The most spectacular city in the world is still as wonderful as ever. St Mark’s square, the Doge’s palace, the Rialto…All these places take you back to an age of glory of the Most Serene Republic of Venice, but are almost constantly crowded with hoards of tourists and littered with souvenir shops. It is possible however to discover a quieter side of Venice.


If you arrive from the airport by train or to Piazzale Roma, don’t miss the Cannaregio sestiere (neighbourhood), where 1/3 of Venitians live. Small streets, canals, local bars and shops give this sestiere a welcoming and peaceful ambiance, that is until the afternoon when locals and tourists mingle in the neighbourhood’s bars. While not yet “museified”, it has some architectural gems, such as la Madonna dell’Orto or the Ca’ D’Oro, as well as the historic jewish Ghetto (term that originated in Venice), created in the 16th century. The old Ghetto has some of the tallest buildings in Venice and is filled with charm.

Another nice spot is the campo (square) Santa Margherita in the Dorsoduro quartiere. If you arrive in the morning you might see some market stalls selling fruits, vegetables and fish. It still has a neighbourhood feel with children playing football, students eating pizzas or elderly people just sitting on benches. The campo Santa Margherita is also quite lively at night.

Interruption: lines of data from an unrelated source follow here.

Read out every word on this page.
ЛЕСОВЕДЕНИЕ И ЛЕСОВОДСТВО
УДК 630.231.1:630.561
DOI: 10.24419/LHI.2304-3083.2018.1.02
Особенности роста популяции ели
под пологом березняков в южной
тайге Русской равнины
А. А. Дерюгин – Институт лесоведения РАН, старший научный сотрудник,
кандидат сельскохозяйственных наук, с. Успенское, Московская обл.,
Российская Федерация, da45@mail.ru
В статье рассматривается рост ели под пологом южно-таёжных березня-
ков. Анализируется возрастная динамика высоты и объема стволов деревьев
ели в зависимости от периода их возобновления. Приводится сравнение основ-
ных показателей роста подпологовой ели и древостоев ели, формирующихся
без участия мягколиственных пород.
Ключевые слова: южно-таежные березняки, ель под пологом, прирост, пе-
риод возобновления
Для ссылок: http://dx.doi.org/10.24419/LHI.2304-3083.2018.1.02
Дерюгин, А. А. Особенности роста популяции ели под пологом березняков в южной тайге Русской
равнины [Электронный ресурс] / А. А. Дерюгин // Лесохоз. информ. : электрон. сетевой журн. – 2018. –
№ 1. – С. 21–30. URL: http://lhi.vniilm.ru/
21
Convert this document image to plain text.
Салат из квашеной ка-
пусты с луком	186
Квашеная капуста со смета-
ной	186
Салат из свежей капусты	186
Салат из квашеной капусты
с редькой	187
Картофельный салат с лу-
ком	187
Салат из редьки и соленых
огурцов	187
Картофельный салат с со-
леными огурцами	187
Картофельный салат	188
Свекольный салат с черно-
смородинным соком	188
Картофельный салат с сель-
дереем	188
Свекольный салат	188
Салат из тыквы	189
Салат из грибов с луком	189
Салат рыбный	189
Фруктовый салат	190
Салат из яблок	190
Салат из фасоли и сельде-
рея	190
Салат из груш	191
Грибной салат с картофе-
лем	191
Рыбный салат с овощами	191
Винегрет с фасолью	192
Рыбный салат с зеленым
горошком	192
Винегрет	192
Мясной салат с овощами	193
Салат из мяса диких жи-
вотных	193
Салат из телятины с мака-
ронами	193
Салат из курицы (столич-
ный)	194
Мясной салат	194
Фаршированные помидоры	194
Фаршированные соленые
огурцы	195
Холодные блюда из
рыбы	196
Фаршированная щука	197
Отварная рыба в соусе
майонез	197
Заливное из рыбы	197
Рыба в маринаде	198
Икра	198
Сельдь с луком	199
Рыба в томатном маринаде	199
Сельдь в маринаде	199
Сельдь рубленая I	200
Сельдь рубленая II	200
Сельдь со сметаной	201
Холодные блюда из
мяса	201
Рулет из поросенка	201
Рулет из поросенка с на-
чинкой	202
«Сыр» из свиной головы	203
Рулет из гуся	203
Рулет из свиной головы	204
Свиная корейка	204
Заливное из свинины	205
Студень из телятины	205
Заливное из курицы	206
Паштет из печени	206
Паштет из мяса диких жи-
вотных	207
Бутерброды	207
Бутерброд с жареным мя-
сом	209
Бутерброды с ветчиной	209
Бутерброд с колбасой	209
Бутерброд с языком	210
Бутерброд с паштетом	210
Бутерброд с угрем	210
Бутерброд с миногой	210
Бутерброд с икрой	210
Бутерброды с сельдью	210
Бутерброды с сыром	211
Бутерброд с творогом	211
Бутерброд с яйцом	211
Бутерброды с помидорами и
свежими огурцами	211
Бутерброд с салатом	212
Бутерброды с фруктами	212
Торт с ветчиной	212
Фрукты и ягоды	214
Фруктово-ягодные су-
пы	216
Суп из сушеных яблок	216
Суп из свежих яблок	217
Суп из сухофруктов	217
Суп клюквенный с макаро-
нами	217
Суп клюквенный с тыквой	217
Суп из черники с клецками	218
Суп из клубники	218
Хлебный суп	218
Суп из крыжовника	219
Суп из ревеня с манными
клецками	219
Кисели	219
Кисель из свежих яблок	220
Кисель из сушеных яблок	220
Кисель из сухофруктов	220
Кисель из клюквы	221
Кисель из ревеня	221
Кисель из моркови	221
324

Continuing south, from alleys to canals, we arrive at the Dorsoduro docks, the Zattere, which face the Giudecca. You can breathe the air from the open sea and, thanks to the southern exposure, you can even sunbathe there. Bars and restaurants offer their terraces to walkers, and to the east of San Marco lies the Castello district, which can be reached from Piazza San Marco along the riva degli Schiavoni.

Don’t hesitate to walk around the Campo Bandiera e Moro, stop at the Scuola San Giorgio degli Schiavoni with its Carpaccio paintings, then continue towards the Arsenal. Here is the popular Venice with canal squares,clothes drying in the street, local residents chatting, a nice market on the Via Garibaldi side… At the very end of the Castello, two islands accessible by footbridges, San Pietro di Castello and Sant’Elena, and the public gardens created by Napoleon. It emanates a soothing atmosphere, to savour if possible, at the end of the day.